A hetero-junction solar cell, comprising a monocrystalline silicon wafer, and an intrinsic amorphous silicon passivation layer, an amorphous silicon doping layer, a transparent conductive layer of indium tin oxide mixed with water, and an electrode which are sequentially stacked on at least one side of the monocrystalline silicon wafer. A method for preparing a hetero-junction solar cell, comprising: sequentially forming an intrinsic amorphous silicon passivation layer, an amorphous silicon doping layer, a transparent conductive layer of indium tin oxide mixed with water, and an electrode on at least one side of a monocrystalline silicon wafer.

Description

一种太阳能异质结电池及其制备方法Solar heterojunction battery and preparation method thereof 技术领域Technical field
本申请涉及但不限于异质结太阳能电池技术领域,特别涉及但不限于一种太阳能异质结电池及其制备方法。The present application relates to, but is not limited to, the field of heterojunction solar cells, and in particular, but not limited to, a solar heterojunction cell and a method of fabricating the same.
背景技术Background technique
在异质结(Hetero-Junction with intrinsic Thin-layer,HJT)太阳能电池领域,氧化铟锡(Indium tin oxide,ITO)薄膜发挥着重要作用,它不仅负责收集光生载流子,同时还要让多数的太阳光能顺利进入电池体内。性质优良的ITO薄膜具有高的透光率和良好的导电性;另外,在HJT器件中,ITO薄膜是电池的一部分。在器件光学方面,ITO薄膜是电池的陷光减反层;在器件电学方面,ITO薄膜材料性质的好坏可以影响到整个电池在能带方面的匹配,并引起电池开路电压和填充因子的变化。目前,制备ITO材料的方法分为低温(室温)和高温(>180℃)两种工艺。根据通入反应气体的不同,低温(室温)工艺又可分为常规工艺(工艺过程中,仅通入氩气和氧气)和掺氢工艺(即在室温沉积ITO过程中通入氩气、氧气和氢气来参与反应)。In the field of Hetero-Junction with intrinsic Thin-layer (HJT) solar cells, Indium tin oxide (ITO) film plays an important role.
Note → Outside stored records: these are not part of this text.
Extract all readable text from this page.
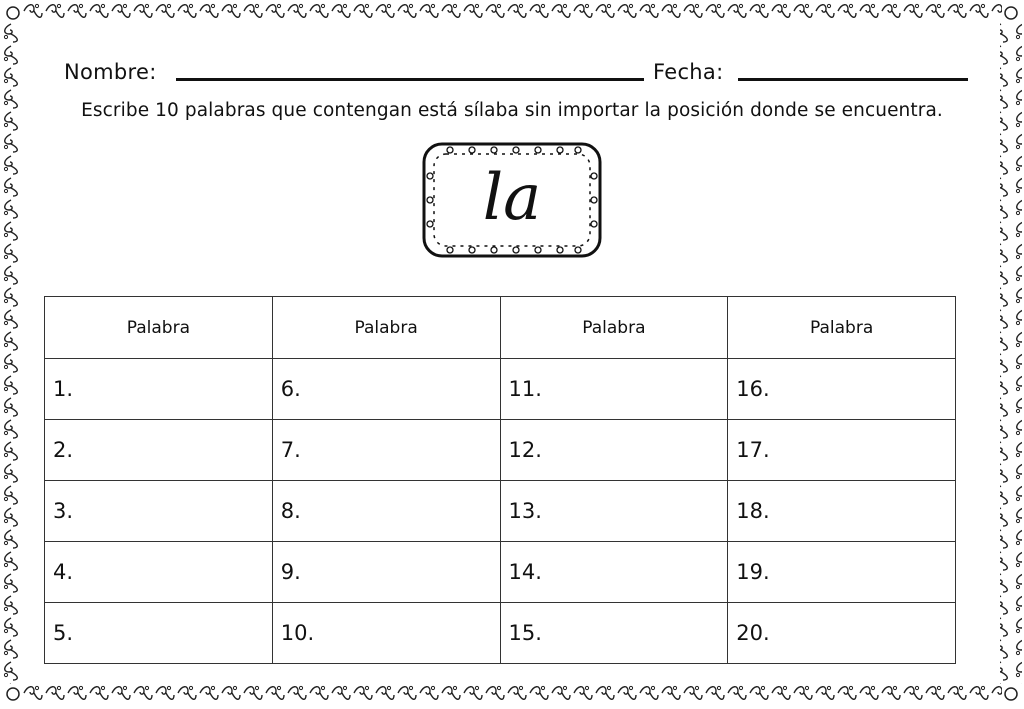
Nombre:	Fecha:
Escribe 10 palabras que contengan está sílaba sin importar la posición donde se encuentra.
la
Palabra	Palabra	Palabra	Palabra
1.	6.	11.	16.
2.	7.	12.	17.
3.	8.	13.	18.
4.	9.	14.	19.
5.	10.	15.	20.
It is not only responsible for collecting photogenerated carriers, but also for the majority. The sunlight can enter the battery body smoothly. The excellent ITO film has high light transmittance and good electrical conductivity; in addition, in the HJT device, the ITO film is a part of the battery. In terms of device optics, the ITO film is the trapping and anti-reflection layer of the battery; in terms of device electrical properties, the properties of the ITO film material can affect the matching of the entire battery in the energy band and cause changes in the open circuit voltage and fill factor of the battery. . At present, the methods for preparing ITO materials are divided into low temperature (room temperature) and high temperature (>180 ° C) processes. According to the different reaction gases, the low temperature (room temperature) process can be divided into the conventional process (in the process, only argon and oxygen are introduced) and the hydrogen doping process (ie, argon gas and oxygen are introduced during the deposition of ITO at room temperature). And hydrogen to participate in the reaction).
发明概述Summary of invention
以下是对本文详细描述的主题的概述。本概述并非是为了限制权利要求的保护范围。The following is an overview of the topics detailed in this document. This Summary is not intended to limit the scope of the claims.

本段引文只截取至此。